The purpose of this assignment is to gain practice with object-oriented programming, bitwise operators, number systems, and cryptography. The specific goals are to:

- Continue to familiarize yourself with objects in Java.
- Understand the differences between static libraries and non-static objects.
- Implement practical examples of bits and bitwise functions.
- Get a glimpse into the world of modern cryptography. At the end of the assignment, you will be able to encrypt and decrypt text using a pseudo-random number stream, and reveal messages hidden into images.

Encryption is the process of encoding messages or information that can only be decoded by people with authorization (usually some sort of key). Good encryption algorithms produce output that looks random to a bystander but is easily decipherable with the correct key.

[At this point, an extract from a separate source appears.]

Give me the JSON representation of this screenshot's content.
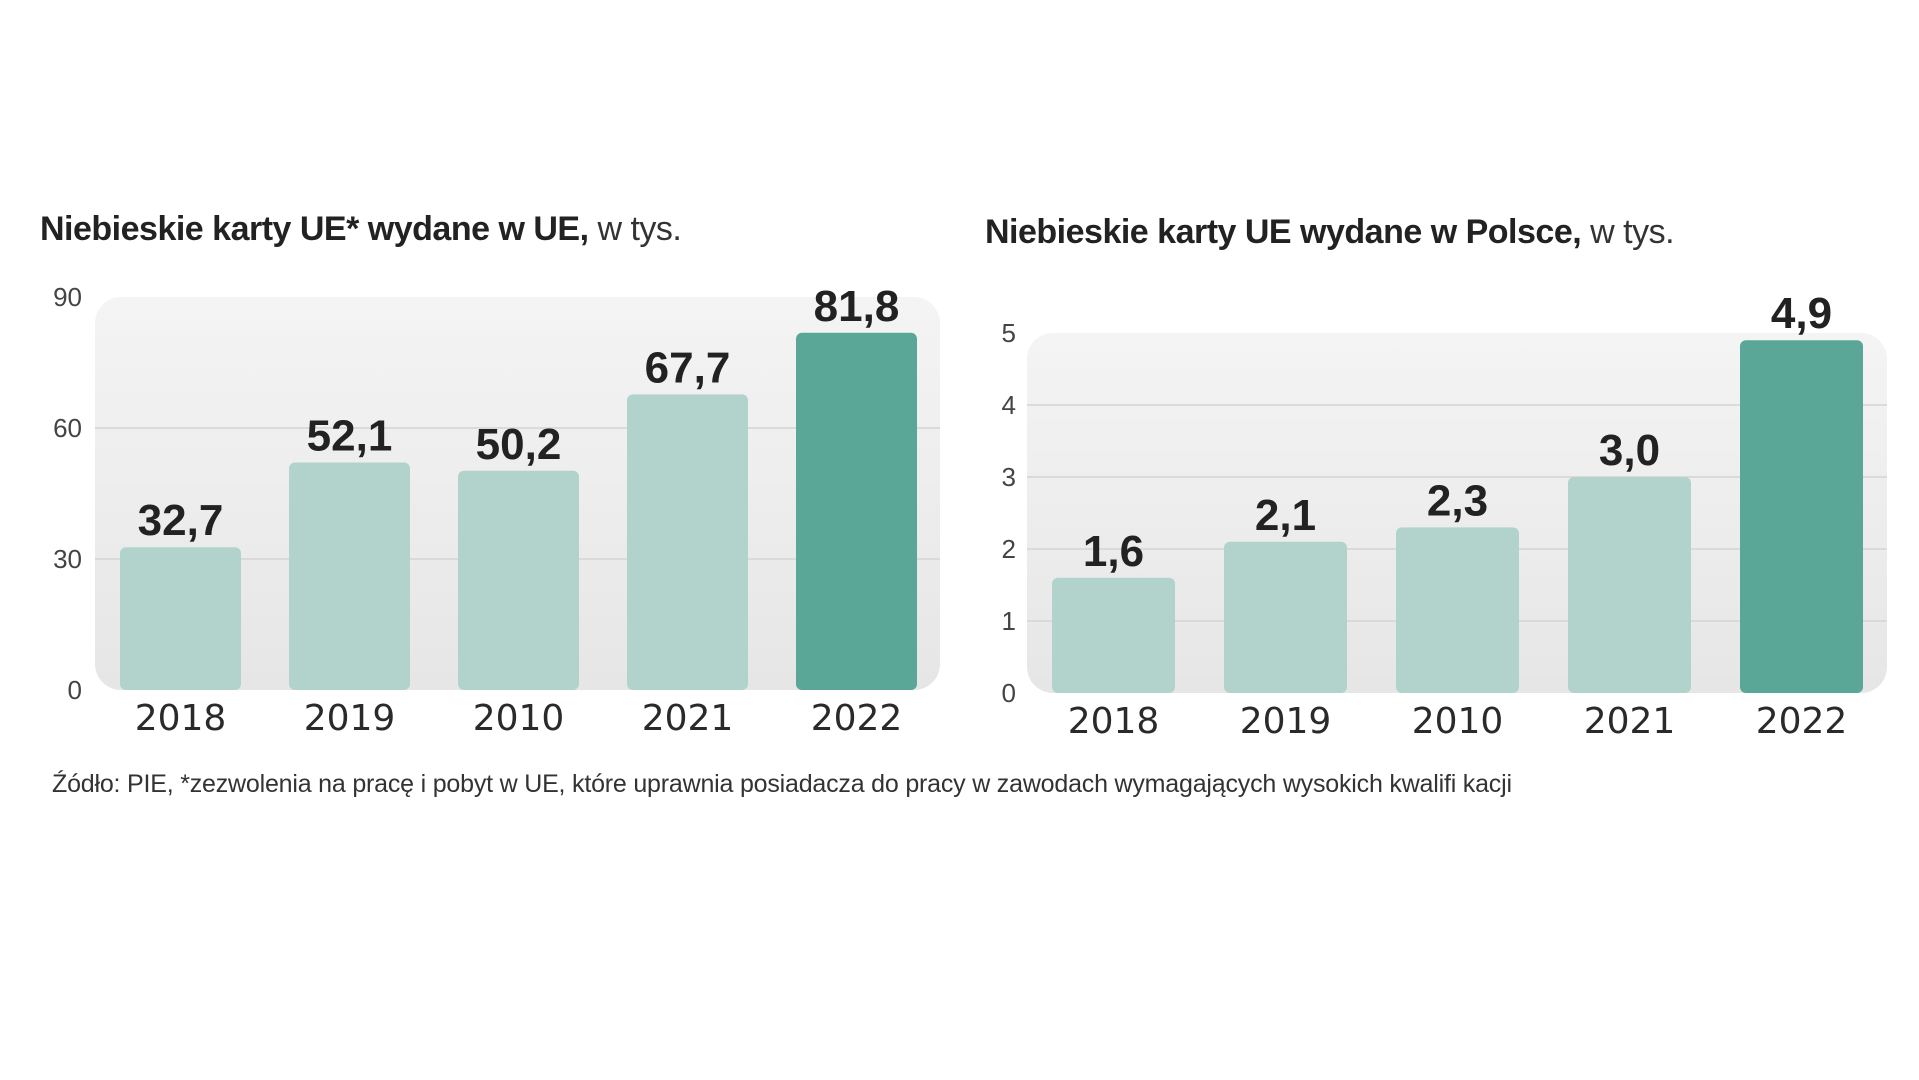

In Hail, Caesar!, the key was a single character which shifted all characters in the message up the alphabet. This algorithm was far from perfect, and you demonstrated this by writing a function to crack the cipher without having authorization. This exploited the fact that the outputted cipher wasn’t entirely random – some letters appeared an abnormal amount, and this allowed you to find the offset key.

Over the two millennia since Julius Caesar, cryptography has gone a long way. Computers have played an enormous role in developing information communications as well as keeping those communications safe. In this assignment, you will implement and use a `linear feedback shift register (LFSR)`

to create a stream of pseudo-random bits. This will help you create a significantly more random cipher.

Once you have written a crypto library, with the necessary functions, you will use it for a practical application: steganography — the practice of hiding secret messages in images in plain sight.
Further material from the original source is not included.